Recently Defended Theses



Date range: July 2023 – October 2023

PhD in French Studies

Andisheh Ghaderi

Reimagining the American dream: critical perspectives by Francophone voices

This study examines the success and failure of French-speaking immigrants in the U.S. due to factors such as class, gender, and identity politics as represented in literature and cinema. The select authors for this thesis actively reimagine the American Dream, breaking free from the limitations of capitalist rhetoric that asserts the Dream is only attainable through material prosperity and hard work. By challenging this notion and exploring alternative possibilities, they seek to decolonize the Dream and create a vision of success that is more equitable and inclusive.

Joel Akinwumi

L’oubli et ses enjeux dans les littératures africaine et antillaise / Forgetting and its implications in African and Caribbean literatures

This dissertation unravels the protean nature, operation, and socio-cultural implications of forgetting in connection with the representation of the historical phenomena of the past, key among which are the Middle Passage, Transatlantic Slave Trade and Colonialism. Critical attention is paid to how forgetting derives from discursive practices and subtly imposed political and insidious ideologies.

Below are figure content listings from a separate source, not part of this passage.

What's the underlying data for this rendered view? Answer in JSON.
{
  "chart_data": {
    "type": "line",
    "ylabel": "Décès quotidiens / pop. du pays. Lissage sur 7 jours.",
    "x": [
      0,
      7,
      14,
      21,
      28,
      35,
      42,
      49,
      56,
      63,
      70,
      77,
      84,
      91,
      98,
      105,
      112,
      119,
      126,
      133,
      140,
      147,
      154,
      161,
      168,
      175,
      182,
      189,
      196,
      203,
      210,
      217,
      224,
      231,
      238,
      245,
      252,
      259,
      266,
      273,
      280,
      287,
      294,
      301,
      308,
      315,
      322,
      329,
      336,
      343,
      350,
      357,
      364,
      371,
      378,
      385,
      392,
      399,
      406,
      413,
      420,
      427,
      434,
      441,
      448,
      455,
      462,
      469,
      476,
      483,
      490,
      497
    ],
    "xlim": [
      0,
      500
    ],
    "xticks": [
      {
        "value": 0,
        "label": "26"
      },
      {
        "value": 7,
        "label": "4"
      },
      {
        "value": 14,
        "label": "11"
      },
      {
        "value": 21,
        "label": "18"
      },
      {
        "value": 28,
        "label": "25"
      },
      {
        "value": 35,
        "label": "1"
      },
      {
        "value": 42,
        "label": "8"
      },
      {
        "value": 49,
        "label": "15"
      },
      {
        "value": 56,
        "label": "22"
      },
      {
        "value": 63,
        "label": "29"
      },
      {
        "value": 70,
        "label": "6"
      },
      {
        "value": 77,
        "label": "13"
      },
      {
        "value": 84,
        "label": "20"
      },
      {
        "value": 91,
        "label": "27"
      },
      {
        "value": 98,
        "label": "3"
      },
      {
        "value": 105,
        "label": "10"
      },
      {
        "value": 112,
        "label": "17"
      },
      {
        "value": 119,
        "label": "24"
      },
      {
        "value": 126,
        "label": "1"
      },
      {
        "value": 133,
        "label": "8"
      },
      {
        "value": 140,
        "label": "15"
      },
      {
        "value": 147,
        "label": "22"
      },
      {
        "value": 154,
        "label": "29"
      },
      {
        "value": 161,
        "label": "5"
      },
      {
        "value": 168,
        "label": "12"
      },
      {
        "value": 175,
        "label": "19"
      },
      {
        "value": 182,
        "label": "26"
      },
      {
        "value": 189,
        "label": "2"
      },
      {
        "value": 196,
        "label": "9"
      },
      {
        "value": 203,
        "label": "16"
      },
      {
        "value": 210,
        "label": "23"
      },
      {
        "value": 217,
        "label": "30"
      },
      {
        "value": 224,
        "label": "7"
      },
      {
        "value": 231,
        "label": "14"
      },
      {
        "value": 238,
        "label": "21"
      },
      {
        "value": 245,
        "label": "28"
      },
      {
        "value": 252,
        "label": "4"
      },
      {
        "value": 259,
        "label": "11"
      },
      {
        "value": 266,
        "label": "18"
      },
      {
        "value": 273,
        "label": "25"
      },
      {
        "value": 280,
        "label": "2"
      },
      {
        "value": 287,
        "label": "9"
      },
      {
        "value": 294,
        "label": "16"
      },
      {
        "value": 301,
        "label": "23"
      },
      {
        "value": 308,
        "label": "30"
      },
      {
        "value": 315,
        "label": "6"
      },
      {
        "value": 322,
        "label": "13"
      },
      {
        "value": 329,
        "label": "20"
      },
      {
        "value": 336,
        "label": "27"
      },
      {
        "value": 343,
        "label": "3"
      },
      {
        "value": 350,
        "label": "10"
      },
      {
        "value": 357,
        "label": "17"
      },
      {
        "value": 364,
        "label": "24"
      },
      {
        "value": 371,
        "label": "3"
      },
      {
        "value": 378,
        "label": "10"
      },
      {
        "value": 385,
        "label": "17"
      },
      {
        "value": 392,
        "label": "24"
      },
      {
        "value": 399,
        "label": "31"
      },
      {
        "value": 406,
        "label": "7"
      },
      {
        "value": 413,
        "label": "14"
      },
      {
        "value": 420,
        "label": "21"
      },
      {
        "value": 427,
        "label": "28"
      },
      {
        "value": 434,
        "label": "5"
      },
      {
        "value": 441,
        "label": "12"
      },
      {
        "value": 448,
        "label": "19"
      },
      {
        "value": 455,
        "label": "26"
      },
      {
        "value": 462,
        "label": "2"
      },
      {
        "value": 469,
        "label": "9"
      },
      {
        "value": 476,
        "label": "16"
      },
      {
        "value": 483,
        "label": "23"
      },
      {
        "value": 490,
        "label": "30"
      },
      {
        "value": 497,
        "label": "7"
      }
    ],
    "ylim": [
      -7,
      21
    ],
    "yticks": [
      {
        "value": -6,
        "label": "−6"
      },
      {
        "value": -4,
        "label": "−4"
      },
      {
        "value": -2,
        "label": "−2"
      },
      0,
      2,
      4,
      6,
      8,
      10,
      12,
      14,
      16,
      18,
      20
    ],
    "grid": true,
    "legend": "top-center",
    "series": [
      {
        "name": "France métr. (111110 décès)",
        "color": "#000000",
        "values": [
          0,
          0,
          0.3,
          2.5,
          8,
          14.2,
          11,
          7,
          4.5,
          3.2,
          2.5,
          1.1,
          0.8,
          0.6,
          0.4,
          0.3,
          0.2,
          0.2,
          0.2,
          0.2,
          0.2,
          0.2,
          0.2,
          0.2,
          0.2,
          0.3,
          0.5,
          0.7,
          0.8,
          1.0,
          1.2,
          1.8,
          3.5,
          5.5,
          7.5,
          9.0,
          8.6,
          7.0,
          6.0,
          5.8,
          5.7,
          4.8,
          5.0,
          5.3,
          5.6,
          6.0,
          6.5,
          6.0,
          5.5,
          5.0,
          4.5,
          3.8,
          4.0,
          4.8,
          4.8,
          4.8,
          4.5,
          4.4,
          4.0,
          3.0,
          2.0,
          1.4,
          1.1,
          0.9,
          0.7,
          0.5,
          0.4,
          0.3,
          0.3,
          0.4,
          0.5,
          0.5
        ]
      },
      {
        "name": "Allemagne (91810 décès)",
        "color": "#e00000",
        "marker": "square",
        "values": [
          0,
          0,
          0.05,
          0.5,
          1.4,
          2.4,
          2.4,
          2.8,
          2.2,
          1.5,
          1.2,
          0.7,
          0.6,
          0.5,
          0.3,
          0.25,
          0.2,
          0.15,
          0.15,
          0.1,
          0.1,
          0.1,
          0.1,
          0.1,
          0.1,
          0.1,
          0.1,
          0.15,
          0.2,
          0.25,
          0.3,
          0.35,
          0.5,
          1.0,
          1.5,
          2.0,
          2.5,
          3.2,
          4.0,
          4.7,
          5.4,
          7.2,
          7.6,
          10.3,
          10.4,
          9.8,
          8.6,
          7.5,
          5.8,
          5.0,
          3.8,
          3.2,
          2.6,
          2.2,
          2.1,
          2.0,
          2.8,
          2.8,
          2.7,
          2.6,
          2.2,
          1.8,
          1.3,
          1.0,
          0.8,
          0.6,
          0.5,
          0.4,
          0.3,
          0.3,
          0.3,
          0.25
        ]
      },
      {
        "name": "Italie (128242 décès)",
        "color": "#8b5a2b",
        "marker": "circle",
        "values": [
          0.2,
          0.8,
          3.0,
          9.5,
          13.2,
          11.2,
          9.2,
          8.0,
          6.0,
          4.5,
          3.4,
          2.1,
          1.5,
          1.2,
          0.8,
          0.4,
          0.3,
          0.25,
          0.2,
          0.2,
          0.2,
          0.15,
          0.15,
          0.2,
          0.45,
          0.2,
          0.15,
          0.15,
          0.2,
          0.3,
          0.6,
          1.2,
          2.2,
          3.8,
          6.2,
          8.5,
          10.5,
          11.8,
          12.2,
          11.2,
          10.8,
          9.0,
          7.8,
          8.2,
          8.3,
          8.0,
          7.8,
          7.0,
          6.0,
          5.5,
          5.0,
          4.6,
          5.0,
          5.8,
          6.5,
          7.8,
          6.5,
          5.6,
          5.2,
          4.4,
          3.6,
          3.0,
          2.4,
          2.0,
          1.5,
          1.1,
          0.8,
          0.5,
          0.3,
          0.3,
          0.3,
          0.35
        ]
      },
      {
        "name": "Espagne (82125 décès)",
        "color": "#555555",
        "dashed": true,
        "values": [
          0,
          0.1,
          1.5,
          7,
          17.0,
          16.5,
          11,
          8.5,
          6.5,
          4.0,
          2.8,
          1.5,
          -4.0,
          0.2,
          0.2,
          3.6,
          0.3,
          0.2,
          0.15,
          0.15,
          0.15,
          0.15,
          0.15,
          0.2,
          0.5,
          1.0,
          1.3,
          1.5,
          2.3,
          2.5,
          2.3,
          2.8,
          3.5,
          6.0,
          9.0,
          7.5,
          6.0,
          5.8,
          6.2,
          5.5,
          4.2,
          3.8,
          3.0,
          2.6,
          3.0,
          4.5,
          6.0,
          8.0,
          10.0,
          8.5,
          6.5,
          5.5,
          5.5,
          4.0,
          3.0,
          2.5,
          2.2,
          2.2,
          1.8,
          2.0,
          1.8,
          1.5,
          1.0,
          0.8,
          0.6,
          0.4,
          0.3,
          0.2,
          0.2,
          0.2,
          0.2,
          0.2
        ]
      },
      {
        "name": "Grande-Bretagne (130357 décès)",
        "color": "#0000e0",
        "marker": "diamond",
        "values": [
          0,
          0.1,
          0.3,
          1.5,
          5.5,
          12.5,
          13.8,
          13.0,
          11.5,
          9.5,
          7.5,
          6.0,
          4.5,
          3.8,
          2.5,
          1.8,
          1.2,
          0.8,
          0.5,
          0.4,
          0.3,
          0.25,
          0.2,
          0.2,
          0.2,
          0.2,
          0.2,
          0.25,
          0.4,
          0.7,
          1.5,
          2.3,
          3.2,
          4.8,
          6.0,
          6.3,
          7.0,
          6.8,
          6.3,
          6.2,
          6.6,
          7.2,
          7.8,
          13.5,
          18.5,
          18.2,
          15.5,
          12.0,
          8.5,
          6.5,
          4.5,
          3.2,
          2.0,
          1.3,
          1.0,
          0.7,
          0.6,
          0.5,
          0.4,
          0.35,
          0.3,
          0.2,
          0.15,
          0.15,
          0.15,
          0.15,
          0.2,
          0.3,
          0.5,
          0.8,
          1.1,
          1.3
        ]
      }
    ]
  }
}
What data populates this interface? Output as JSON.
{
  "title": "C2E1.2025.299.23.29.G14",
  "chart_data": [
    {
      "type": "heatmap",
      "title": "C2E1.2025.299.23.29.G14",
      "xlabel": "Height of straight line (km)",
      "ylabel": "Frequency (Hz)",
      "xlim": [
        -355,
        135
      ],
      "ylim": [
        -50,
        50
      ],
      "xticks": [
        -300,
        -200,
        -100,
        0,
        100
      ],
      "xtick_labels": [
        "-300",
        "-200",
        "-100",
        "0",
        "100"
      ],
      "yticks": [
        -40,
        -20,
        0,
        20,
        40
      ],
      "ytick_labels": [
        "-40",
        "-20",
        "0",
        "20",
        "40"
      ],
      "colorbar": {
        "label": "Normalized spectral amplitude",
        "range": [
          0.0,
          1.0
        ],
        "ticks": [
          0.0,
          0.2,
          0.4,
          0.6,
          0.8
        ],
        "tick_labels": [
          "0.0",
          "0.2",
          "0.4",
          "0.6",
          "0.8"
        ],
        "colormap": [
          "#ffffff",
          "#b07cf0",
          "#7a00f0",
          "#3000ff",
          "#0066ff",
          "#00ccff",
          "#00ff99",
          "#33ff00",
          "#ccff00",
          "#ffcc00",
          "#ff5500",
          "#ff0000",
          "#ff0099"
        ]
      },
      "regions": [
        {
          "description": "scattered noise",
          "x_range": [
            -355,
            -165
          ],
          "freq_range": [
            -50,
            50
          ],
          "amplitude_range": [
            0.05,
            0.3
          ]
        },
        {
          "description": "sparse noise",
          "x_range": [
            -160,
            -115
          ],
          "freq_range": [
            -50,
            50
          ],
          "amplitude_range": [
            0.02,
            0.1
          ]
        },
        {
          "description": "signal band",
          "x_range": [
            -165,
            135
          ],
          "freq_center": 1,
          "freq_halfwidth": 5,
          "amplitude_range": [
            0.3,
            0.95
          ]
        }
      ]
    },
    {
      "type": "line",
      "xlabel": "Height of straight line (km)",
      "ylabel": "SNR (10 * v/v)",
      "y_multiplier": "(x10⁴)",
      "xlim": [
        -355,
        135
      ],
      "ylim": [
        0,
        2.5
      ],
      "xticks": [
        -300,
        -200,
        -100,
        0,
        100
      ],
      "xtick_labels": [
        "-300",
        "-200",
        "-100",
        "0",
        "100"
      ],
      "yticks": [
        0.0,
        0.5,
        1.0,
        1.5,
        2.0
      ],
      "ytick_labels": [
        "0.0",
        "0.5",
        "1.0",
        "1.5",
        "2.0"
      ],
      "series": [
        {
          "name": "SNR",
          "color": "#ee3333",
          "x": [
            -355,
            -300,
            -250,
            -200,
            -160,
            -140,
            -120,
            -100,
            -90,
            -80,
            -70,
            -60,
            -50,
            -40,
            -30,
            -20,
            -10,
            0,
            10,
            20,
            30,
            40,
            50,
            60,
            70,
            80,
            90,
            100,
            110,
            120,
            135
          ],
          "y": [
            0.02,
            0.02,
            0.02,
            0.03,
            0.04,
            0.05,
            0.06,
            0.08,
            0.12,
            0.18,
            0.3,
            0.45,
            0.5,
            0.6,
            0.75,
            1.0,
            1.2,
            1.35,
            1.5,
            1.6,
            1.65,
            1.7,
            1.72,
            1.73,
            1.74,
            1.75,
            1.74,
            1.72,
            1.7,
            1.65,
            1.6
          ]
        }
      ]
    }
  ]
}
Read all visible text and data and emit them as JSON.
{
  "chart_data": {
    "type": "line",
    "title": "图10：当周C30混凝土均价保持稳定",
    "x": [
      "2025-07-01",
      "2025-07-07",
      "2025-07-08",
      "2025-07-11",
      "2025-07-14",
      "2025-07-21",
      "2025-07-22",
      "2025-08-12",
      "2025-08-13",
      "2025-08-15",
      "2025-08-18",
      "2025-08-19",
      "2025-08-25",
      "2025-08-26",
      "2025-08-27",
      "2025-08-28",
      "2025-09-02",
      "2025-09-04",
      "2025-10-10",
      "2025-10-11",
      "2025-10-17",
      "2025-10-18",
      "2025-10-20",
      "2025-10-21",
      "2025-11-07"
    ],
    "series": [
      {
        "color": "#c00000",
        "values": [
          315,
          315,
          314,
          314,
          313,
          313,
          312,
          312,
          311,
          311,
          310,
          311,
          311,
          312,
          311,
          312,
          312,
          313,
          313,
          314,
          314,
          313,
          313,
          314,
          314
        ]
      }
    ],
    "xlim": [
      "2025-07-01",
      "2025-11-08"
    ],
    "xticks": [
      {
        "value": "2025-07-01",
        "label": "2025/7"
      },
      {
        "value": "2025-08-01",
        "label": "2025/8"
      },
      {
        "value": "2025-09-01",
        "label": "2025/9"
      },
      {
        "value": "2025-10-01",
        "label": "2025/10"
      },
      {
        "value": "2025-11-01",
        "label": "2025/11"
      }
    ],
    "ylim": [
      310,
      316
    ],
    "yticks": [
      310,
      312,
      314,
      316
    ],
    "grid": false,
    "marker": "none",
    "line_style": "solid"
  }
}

As an inevitable force, forgetting is often construed as the obverse face of memory and consequently as a kind of amnesia or dysfunction. Breaking away from this postulation, my research demonstrates that forgetting is not just a denial of memory but a peculiar modality of processing traumatic historical experiences.

PhD in Hispanic Studies

José Ricardo García Martínez

Letters of blood and fire: writing and accumulation in Latin America, from the chronicles of the Indies to the present

This is a study of Latin American literary production, the role of writers and intellectuals, and the relationship between writing, the market, and power. At the core of this dissertation is the argument that accumulation has to be produced, and that it builds on what I term cumulation. That is, accumulation is not simply a matter of amassing things (whether material objects, possessions, or words) or piling them up; that would be mere cumulation—I say “mere” cumulation, but it requires its own procedures of (often violent or traumatic) transport and collection. But for cumulation to become accumulation, there has to be some way to count what has been amassed, thereby also to make it count, to accord it value. Using a heterogeneous framework that includes Marxism, post-structuralism, and Affect Theory, I argue that the transformation from cumulation to accumulation, as depicted in Cortés’s Letters, is exhausted.